Erik van Zwet writes:
I saw you re-posted your Bayes-solves-multiple-testing demo. Thanks for linking to my paper in the PPS! I think it would help people’s understanding if you explicitly made the connection with your observation that Bayesians are frequentists:
What I mean is, the Bayesian prior distribution corresponds to the frequentist sample space: it’s the set of problems for which a particular statistical model or procedure will be applied.
Recently Yoav Benjamini criticized your post (the 2016 edition) in section 5.5 of his article/blog “Selective Inference: The Silent Killer of Replicability.”
Benjamini’s point is that your simulation results break down completely if the true prior is mixed ever so slightly with a much wider distribution. I think he has a valid point, but I also think it can be fixed. In my opinion, it’s really a matter of Bayesian robustness; the prior just needs a flatter tail. This is a much weaker requirement than needing to know the true prior. I’m attaching an example where I use the “wrong” tail but still get pretty good results.
In his document, Zwet writes:
This is a comment on an article by Yoav Benjamini entitled “Selective Inference: The Silent Killer of Replicability.”
I completely agree with the main point of the article that over-optimism due to selection (a.k.a. the winner’s curse) is a major problem. One important line of defense is to correct for multiple testing, and this is discussed in detail.
In my opinion, another important line of defense is shrinkage, and so I was surprised that the Bayesian approach is dimissed rather quickly. In particular, a blog post by Andrew Gelman is criticized. The post has the provocative title: “Bayesian inference completely solves the multiple comparisons problem.”
In his post, Gelman samples “effects” from the N(0,0.5) distribution and observes them with standard normal noise. He demonstrates that the posterior mean and 95% credible intervals continue to perform well under selection.
In section 5.5 of Benjamini’s paper the N(0,0.5) is slightly perturbed by mixing it with N(0,3) with probability 1/1000. As a result, the majority of the credibility intervals that do not cover zero come from the N(0,3) component. Under the N(0,0.5) prior, those intervals get shrunken so much that they miss the true parameter.

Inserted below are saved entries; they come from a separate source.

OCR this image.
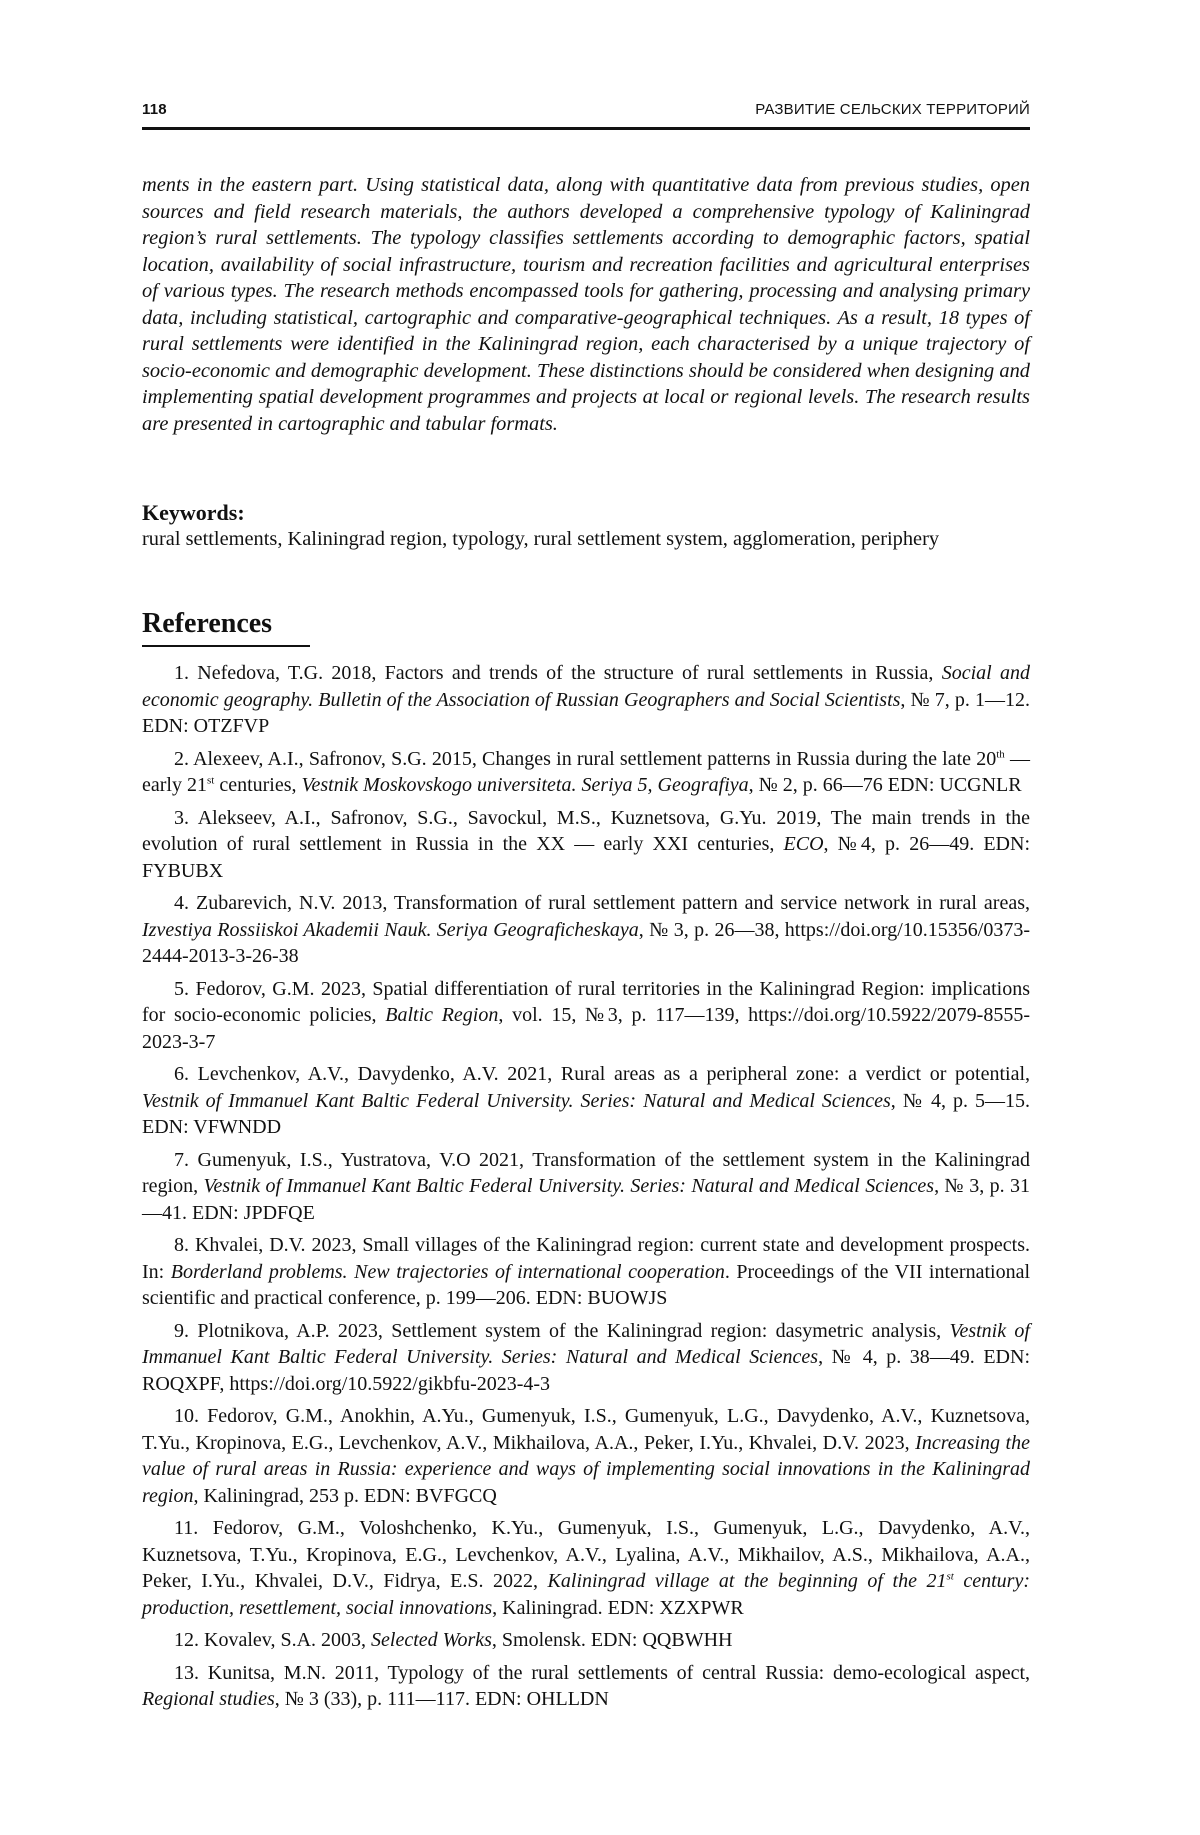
118	РАЗВИТИЕ СЕЛЬСКИХ ТЕРРИТОРИЙ

ments in the eastern part. Using statistical data, along with quantitative data from previous studies, open sources and field research materials, the authors developed a comprehensive typology of Kaliningrad region’s rural settlements. The typology classifies settlements according to demographic factors, spatial location, availability of social infrastructure, tourism and recreation facilities and agricultural enterprises of various types. The research methods encompassed tools for gathering, processing and analysing primary data, including statistical, cartographic and comparative-geographical techniques. As a result, 18 types of rural settlements were identified in the Kaliningrad region, each characterised by a unique trajectory of socio-economic and demographic development. These distinctions should be considered when designing and implementing spatial development programmes and projects at local or regional levels. The research results are presented in cartographic and tabular formats.

Keywords:

rural settlements, Kaliningrad region, typology, rural settlement system, agglomeration, periphery

References

1. Nefedova, T.G. 2018, Factors and trends of the structure of rural settlements in Russia, Social and economic geography. Bulletin of the Association of Russian Geographers and Social Scientists, № 7, p. 1—12. EDN: OTZFVP

2. Alexeev, A.I., Safronov, S.G. 2015, Changes in rural settlement patterns in Russia during the late 20th — early 21st centuries, Vestnik Moskovskogo universiteta. Seriya 5, Geografiya, № 2, p. 66—76 EDN: UCGNLR

3. Alekseev, A.I., Safronov, S.G., Savockul, M.S., Kuznetsova, G.Yu. 2019, The main trends in the evolution of rural settlement in Russia in the XX — early XXI centuries, ECO, №4, p. 26—49. EDN: FYBUBX

4. Zubarevich, N.V. 2013, Transformation of rural settlement pattern and service network in rural areas, Izvestiya Rossiiskoi Akademii Nauk. Seriya Geograficheskaya, № 3, p. 26—38, https://doi.org/10.15356/0373-2444-2013-3-26-38

5. Fedorov, G.M. 2023, Spatial differentiation of rural territories in the Kaliningrad Region: implications for socio-economic policies, Baltic Region, vol. 15, №3, p. 117—139, https://doi.org/10.5922/2079-8555-2023-3-7

6. Levchenkov, A.V., Davydenko, A.V. 2021, Rural areas as a peripheral zone: a verdict or potential, Vestnik of Immanuel Kant Baltic Federal University. Series: Natural and Medical Sciences, № 4, p. 5—15. EDN: VFWNDD

7. Gumenyuk, I.S., Yustratova, V.O 2021, Transformation of the settlement system in the Kaliningrad region, Vestnik of Immanuel Kant Baltic Federal University. Series: Natural and Medical Sciences, № 3, p. 31—41. EDN: JPDFQE

8. Khvalei, D.V. 2023, Small villages of the Kaliningrad region: current state and development prospects. In: Borderland problems. New trajectories of international cooperation. Proceedings of the VII international scientific and practical conference, p. 199—206. EDN: BUOWJS

9. Plotnikova, A.P. 2023, Settlement system of the Kaliningrad region: dasymetric analysis, Vestnik of Immanuel Kant Baltic Federal University. Series: Natural and Medical Sciences, № 4, p. 38—49. EDN: ROQXPF, https://doi.org/10.5922/gikbfu-2023-4-3

10. Fedorov, G.M., Anokhin, A.Yu., Gumenyuk, I.S., Gumenyuk, L.G., Davydenko, A.V., Kuznetsova, T.Yu., Kropinova, E.G., Levchenkov, A.V., Mikhailova, A.A., Peker, I.Yu., Khvalei, D.V. 2023, Increasing the value of rural areas in Russia: experience and ways of implementing social innovations in the Kaliningrad region, Kaliningrad, 253 p. EDN: BVFGCQ

11. Fedorov, G.M., Voloshchenko, K.Yu., Gumenyuk, I.S., Gumenyuk, L.G., Davydenko, A.V., Kuznetsova, T.Yu., Kropinova, E.G., Levchenkov, A.V., Lyalina, A.V., Mikhailov, A.S., Mikhailova, A.A., Peker, I.Yu., Khvalei, D.V., Fidrya, E.S. 2022, Kaliningrad village at the beginning of the 21st century: production, resettlement, social innovations, Kaliningrad. EDN: XZXPWR

12. Kovalev, S.A. 2003, Selected Works, Smolensk. EDN: QQBWHH

13. Kunitsa, M.N. 2011, Typology of the rural settlements of central Russia: demo-ecological aspect, Regional studies, № 3 (33), p. 111—117. EDN: OHLLDN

It should be noted, however, that those effects are so large that they are very unlikely under the N(0,0.5) prior. Such “data-prior conflict” can be resolved by having a prior with a flat tail. This is a matter of “Bayesian robustness” and goes back to a paper by Dawid which can be found here.
Importantly, this does not mean that we need to know the true prior. We can mix the N(0,0.5) with almost any wider normal distribution with almost any probability and then very large effects will hardly be shrunken. Here, I demonstrate this by usin the mixture 0.99*N(0,0.5)+0.01*N(0,6) as prior. This is quite far from the truth, but nevertheless, the posterior inference is quite acceptable. We find that among one million simulations, there are 741 credible intervals that do not cover zero. Among those, the proportion that do not cover the parameter is 0.07 (CI: 0.05 to 0.09).
The point is that the procedure merely needs to recognize that a particular observation is unlikely to come from N(0,0.5), and then apply very little shrinkage.
My own [Zwet’s] views on shrinkage in the context of the winner’s curse are here. In particular, a form of Bayesian robustness is discussed in section 3.4 of a preprint of myself and Gelman here. . . .
He continues with some simulations that you can do yourself in R.
The punch line is that, yes, the model makes a difference, and when you use the wrong model you’ll get the wrong answer (i.e., you’ll always get the wrong answer). This provides ample scope for research on robustness: how wrong are your answers, depending on how wrong is your model? This arises with all statistical inferences, and there’s no need in my opinion to invoke any new principles involving multiple comparisons. I continue to think that (a) Bayesian inference completely solves the multiple comparisons problem, and (b) all inferences, Bayesian included, are imperfect.